Background: Open access websites which deliver cognitive and behavioral interventions for anxiety and depression are characterised by poor adherence. We need to understand more about adherence in order to maximize the impact of Internet-based interventions on the disease burden associated with common mental disorders.
Objective: The aims of this paper are to review briefly the adherence literature with respect to Internet interventions and to investigate the rates of dropout and compliance in randomized controlled trials of anxiety and depression Web studies.
Methods: A systematic review of randomized controlled trials using Internet interventions for anxiety and depression was conducted, and data was collected on dropout and adherence, predictors of adherence, and reasons for dropout.

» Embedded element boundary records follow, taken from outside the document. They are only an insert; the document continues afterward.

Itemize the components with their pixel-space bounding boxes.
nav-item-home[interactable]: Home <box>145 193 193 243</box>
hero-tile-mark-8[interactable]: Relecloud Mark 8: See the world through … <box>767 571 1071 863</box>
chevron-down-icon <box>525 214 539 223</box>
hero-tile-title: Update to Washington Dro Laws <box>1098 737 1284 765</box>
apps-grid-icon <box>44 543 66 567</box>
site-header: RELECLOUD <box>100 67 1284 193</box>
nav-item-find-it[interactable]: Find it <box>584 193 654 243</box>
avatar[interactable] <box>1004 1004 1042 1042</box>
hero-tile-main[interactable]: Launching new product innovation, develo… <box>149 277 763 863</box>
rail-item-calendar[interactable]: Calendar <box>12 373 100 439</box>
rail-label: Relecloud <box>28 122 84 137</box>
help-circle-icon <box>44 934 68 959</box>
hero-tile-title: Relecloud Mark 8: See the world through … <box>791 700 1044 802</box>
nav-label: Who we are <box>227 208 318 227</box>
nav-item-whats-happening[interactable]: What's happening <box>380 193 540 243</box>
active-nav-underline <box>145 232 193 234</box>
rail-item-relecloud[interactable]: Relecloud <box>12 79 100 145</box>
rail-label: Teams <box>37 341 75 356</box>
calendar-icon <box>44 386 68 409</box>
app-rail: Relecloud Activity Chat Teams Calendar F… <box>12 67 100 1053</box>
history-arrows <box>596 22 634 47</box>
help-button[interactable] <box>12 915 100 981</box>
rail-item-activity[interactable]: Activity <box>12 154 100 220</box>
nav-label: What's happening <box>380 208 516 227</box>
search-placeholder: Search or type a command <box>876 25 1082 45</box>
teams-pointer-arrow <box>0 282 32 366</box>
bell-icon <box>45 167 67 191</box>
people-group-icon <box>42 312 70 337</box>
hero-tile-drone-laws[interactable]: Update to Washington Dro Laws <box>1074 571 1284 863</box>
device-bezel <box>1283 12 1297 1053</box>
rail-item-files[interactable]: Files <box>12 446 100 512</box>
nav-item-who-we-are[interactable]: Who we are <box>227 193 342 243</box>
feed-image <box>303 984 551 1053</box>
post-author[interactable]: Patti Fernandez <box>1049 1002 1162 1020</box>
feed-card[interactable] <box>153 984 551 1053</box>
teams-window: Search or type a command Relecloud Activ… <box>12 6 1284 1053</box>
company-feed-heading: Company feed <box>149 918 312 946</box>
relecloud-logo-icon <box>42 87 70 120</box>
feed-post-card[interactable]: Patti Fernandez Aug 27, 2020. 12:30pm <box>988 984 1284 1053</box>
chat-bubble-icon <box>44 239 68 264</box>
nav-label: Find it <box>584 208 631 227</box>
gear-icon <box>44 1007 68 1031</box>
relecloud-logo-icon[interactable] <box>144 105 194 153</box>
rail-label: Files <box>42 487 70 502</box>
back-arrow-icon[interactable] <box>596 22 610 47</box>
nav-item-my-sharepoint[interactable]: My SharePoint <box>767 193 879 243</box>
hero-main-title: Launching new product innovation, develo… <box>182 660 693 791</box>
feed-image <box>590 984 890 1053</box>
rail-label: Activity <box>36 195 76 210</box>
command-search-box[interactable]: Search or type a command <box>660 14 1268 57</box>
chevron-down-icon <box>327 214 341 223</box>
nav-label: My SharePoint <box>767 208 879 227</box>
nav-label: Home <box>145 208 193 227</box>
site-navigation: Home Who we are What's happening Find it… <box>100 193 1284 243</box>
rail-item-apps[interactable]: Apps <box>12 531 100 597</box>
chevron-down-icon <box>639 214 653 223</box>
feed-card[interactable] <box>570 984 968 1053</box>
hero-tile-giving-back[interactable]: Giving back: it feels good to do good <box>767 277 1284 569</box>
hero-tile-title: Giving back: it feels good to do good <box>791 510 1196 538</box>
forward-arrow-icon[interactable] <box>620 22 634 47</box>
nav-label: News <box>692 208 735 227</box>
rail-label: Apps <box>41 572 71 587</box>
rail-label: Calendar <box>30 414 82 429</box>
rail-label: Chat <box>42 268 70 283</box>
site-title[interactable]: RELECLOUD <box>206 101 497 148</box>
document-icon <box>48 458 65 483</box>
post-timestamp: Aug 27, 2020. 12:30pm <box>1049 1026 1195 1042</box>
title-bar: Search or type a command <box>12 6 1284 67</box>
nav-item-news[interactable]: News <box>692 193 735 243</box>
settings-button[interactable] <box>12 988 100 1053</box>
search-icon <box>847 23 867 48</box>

Results: Relative to reported rates of dropout from open access sites, the present study found that the rates of attrition in randomized controlled trials were lower, ranging from approximately 1 - 50%. Predictors of adherence included disease severity, treatment length, and chronicity. Very few studies formally examined reasons for dropout, and most studies failed to use appropriate statistical techniques to analyze missing data.
Conclusions: Dropout rates from randomized controlled trials of Web interventions are low relative to dropout from open access websites. The development of theoretical models of adherence is as important in the area of Internet intervention research as it is in the behavioral health literature. Disease-based factors in anxiety and depression need further investigation.